In and of itself this isn’t so revolutionary. Individuals like Patty Lemer have been championing this whole body approach to Autism for many years. But what is new is the admission, more like an admonition from a clinician/researcher with the stature of Dr. Herbert to say that we have to look at Autism research in a very different way, as she does in this video clip. In essence Dr. Herbert is saying that Autism represents such a heterogeneous population that we have to learn to study each child individually rather than rely on traditional large scale trials on any particular interventions. There are ways to do this with rigor, but more on that in Part 2.
This PBS interview with Dr. Herbert also helped me understand something about physicians that is an enigma of sorts. I love the question posed by the interviewer:
“How do you explain the hostility in a lot of the medical community to the treatments that parents of autistic children are using to treat these biomedical conditions?”
At first Dr.
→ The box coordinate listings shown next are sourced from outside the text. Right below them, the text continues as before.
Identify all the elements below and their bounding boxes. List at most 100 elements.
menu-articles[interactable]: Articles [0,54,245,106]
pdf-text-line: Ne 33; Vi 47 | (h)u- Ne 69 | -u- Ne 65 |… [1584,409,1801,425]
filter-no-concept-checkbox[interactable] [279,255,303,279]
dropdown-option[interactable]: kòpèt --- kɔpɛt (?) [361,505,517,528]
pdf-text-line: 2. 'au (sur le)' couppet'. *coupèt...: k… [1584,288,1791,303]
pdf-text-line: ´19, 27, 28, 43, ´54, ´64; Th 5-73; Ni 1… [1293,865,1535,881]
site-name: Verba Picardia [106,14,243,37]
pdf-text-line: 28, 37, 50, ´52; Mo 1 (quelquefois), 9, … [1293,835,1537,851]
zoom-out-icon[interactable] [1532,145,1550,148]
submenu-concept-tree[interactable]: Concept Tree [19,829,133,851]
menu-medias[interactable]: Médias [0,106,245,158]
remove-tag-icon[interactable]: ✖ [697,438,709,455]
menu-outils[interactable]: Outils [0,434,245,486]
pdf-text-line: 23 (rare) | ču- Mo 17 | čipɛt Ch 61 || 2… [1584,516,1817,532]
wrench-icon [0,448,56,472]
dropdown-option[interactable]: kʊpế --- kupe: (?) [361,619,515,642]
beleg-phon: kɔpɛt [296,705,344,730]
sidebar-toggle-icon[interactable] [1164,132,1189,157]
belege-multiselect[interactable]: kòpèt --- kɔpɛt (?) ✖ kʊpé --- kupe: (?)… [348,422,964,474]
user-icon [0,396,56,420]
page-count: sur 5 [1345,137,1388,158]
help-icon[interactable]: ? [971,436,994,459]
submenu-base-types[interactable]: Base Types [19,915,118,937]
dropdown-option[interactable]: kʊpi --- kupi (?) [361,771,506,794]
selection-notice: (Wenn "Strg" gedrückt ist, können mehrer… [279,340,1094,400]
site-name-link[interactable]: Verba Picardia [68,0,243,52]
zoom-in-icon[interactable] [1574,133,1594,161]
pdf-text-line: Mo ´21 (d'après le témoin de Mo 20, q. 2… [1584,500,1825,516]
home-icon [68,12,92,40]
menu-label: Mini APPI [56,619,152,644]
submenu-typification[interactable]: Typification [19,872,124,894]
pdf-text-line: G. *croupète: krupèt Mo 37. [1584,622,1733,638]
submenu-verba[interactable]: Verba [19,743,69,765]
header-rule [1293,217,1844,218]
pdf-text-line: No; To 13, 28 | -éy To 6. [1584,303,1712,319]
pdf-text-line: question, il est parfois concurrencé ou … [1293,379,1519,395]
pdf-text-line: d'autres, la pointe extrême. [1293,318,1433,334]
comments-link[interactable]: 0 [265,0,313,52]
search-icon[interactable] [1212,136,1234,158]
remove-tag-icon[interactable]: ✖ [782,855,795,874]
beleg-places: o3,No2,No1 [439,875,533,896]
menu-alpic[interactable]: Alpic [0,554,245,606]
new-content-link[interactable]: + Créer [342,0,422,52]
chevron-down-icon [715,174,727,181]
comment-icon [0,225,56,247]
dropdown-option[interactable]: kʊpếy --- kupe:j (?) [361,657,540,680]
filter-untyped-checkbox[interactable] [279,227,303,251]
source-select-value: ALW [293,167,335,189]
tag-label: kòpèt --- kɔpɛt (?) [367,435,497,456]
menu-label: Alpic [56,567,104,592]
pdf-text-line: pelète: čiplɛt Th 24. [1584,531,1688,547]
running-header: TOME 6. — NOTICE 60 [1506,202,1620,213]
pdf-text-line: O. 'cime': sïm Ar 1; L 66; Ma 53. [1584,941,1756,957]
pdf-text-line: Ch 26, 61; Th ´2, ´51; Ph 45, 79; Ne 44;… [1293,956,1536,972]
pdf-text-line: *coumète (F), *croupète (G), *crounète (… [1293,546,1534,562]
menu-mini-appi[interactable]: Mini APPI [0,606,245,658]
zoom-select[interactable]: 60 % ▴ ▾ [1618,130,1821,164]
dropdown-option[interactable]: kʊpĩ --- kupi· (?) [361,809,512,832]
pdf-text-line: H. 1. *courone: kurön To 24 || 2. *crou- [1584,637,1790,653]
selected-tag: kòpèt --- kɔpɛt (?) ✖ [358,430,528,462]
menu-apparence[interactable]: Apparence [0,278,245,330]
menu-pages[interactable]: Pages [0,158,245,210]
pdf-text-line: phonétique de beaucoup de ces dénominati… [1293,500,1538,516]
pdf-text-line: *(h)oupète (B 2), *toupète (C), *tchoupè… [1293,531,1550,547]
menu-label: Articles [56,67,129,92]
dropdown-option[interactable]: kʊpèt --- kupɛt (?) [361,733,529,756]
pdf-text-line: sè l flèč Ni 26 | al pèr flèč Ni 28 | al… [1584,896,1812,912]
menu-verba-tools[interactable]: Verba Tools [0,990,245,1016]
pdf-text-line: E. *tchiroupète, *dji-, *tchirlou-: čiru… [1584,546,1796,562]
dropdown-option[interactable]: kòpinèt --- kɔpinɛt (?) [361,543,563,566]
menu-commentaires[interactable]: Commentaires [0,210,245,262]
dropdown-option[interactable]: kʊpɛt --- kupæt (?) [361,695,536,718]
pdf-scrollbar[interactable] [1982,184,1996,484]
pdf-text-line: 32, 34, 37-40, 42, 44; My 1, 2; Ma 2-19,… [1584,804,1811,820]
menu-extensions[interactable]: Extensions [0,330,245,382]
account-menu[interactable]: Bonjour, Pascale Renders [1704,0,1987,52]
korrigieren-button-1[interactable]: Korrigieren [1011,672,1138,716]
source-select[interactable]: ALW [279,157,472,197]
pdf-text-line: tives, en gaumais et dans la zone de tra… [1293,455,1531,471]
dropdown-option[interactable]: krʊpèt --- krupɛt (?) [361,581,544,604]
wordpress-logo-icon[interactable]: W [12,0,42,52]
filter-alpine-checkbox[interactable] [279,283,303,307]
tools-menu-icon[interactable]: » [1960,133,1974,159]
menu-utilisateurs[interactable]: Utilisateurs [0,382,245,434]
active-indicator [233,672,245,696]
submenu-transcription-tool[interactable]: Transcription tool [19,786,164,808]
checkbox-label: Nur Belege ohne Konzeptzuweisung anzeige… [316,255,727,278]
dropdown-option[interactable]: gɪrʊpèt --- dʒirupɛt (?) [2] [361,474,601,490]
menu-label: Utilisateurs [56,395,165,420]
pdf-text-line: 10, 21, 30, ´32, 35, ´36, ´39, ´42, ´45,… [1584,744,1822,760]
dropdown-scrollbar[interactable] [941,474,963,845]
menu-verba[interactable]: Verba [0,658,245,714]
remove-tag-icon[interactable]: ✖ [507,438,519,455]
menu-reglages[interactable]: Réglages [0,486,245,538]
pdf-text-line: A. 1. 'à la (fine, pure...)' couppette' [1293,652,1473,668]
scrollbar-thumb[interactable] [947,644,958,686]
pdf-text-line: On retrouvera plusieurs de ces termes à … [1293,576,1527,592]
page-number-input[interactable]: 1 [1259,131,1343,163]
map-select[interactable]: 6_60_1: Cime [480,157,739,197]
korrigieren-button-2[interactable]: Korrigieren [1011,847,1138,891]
Herbert seems taken aback by the term “hostility” but any of us who have dealt with pediatricians or pediatric ophthalmologists hostile to our approach can certainly identify with the question. Dr. Herbert’s response is marvelous, and essentially points out that while many physicians feel that what parents are doing is insane or incongruous, parents are actually practicing good systems biology in pursuing head to toe treatments.
Even though it’s a back-handed compliment, I like what Dr. Herbert has to say about developmental optometry on p. 152 of her book:
“If reading problems emerge later, they may have roots in earlier sensory, speech, or language problems. They may also have roots in visual problems. A child may have trouble getting the images from each eye to converge into one image, and his may slow him or her down. An assessment by a developmental optometrist may identify visual problems interfering with reading or learning. While many doctors consider those professionals to be controversial, they do offer a program to address use of the eyes and not just acuity of vision. For children with autism, the brain and motor system may create a lot of problems with the use of the eyes as well as other senses. Visual problems can also contribute to learning problems earlier in life.”
At one point in my career I would have been bothered by being painted as “controversial”. Now I view it more in the context of Dr. Herbert’s message. We, along with the parents of the thousands of children we help to rise above an artificially imposed genetic ceiling, are simply practicing good systems biology, and pity the pediatricians and pediatric ophthalmologists who just don’t get it. It’s all part of the hostility hypothesis, and positions us squarely in the center of The Autism Revolution.